Here’s how it works: List all your debts, excluding your mortgage, from smallest balance to largest. Make minimum payments on all debts except the smallest one. Throw every extra dollar you can find towards that smallest debt until it’s completely paid off. Once that first debt is vanquished, take the money you were putting towards it and apply it to the next smallest debt. This creates a “snowball” effect, as the amount you’re applying to each subsequent debt grows larger and larger.
The psychological power of the debt snowball is undeniable. Knocking out a small debt quickly provides a much-needed boost, proving to yourself that you can indeed become debt-free. This momentum fuels your motivation to continue, even when faced with larger, more daunting debts. Seeing tangible progress early on can be crucial, especially for those who feel overwhelmed by their debt.
While the debt snowball shines in its motivational aspect, it’s important to acknowledge its financial drawbacks. Because it ignores interest rates, you might end up paying more in interest overall compared to other methods, like the debt avalanche. The debt avalanche prioritizes debts with the highest interest rates, leading to the fastest and cheapest debt payoff in the long run.

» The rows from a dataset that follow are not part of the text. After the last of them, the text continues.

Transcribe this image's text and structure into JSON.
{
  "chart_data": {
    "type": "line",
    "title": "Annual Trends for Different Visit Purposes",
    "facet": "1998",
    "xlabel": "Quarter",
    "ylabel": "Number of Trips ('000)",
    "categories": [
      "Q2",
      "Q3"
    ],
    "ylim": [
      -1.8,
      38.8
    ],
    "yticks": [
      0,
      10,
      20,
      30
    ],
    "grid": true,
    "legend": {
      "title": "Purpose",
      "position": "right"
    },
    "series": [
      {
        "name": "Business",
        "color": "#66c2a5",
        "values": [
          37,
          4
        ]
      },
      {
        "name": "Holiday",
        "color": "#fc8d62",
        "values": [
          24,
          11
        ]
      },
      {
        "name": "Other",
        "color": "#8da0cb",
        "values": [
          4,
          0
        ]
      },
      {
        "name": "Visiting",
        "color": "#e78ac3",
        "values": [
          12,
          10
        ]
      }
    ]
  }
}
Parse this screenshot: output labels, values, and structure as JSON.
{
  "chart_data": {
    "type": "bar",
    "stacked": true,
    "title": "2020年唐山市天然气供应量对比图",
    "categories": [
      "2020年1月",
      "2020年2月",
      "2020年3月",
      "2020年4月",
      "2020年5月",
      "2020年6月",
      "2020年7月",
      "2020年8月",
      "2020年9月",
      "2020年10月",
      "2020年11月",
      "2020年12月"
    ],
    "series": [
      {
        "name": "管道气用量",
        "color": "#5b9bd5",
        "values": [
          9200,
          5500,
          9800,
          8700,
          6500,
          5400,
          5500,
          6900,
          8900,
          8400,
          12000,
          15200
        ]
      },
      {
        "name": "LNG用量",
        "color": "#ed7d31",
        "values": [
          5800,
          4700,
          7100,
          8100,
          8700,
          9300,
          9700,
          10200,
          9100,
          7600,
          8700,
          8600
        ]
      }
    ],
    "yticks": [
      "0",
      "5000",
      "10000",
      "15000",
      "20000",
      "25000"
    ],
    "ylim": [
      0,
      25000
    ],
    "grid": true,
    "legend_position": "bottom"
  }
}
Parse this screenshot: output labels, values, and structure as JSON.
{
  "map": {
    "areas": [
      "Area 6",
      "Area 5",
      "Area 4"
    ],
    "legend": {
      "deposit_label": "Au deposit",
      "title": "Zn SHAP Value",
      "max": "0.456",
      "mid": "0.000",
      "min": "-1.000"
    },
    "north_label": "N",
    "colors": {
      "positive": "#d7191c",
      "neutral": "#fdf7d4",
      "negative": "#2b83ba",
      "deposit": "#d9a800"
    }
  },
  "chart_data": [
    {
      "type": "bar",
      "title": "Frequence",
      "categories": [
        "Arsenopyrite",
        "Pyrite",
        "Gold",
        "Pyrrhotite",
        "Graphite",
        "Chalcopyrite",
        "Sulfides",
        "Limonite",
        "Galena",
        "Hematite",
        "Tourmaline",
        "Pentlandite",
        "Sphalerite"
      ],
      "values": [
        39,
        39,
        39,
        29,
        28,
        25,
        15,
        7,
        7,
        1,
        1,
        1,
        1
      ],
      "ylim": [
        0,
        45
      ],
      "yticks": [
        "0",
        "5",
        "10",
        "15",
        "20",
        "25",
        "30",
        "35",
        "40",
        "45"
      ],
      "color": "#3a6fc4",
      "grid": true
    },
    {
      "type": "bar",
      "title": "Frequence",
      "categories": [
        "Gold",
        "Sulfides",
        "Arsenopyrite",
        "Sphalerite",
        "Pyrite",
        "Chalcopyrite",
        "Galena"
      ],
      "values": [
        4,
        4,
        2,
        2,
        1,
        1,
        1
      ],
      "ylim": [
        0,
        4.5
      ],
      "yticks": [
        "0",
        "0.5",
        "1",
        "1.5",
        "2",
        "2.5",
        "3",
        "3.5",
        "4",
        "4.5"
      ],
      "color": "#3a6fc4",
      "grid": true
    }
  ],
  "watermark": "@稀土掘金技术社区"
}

For example, imagine you have two debts: a $500 credit card with a 20% interest rate and a $2,000 personal loan with a 10% interest rate. The snowball method would have you focus on the $500 credit card first. The avalanche method, however, would target the credit card first as well, as it has the higher interest rate, leading to less interest paid in the long run. However, if you have a $500 credit card and a $20,000 student loan, the snowball method would advocate for paying off the credit card first.
Ultimately, the best debt repayment strategy depends on your personality and financial situation. If you struggle with motivation and need to see quick results to stay on track, the debt snowball might be the right choice for you, even if it means paying slightly more in interest. If you’re more financially disciplined and focused on minimizing costs, the debt avalanche might be a better fit.
Before committing to any debt repayment method, it’s wise to carefully evaluate your debts, interest rates, and personal financial habits. Consider using a debt payoff calculator to compare the costs and timelines of different strategies. The most important thing is to choose a plan that you can stick with and that will ultimately lead you to financial freedom.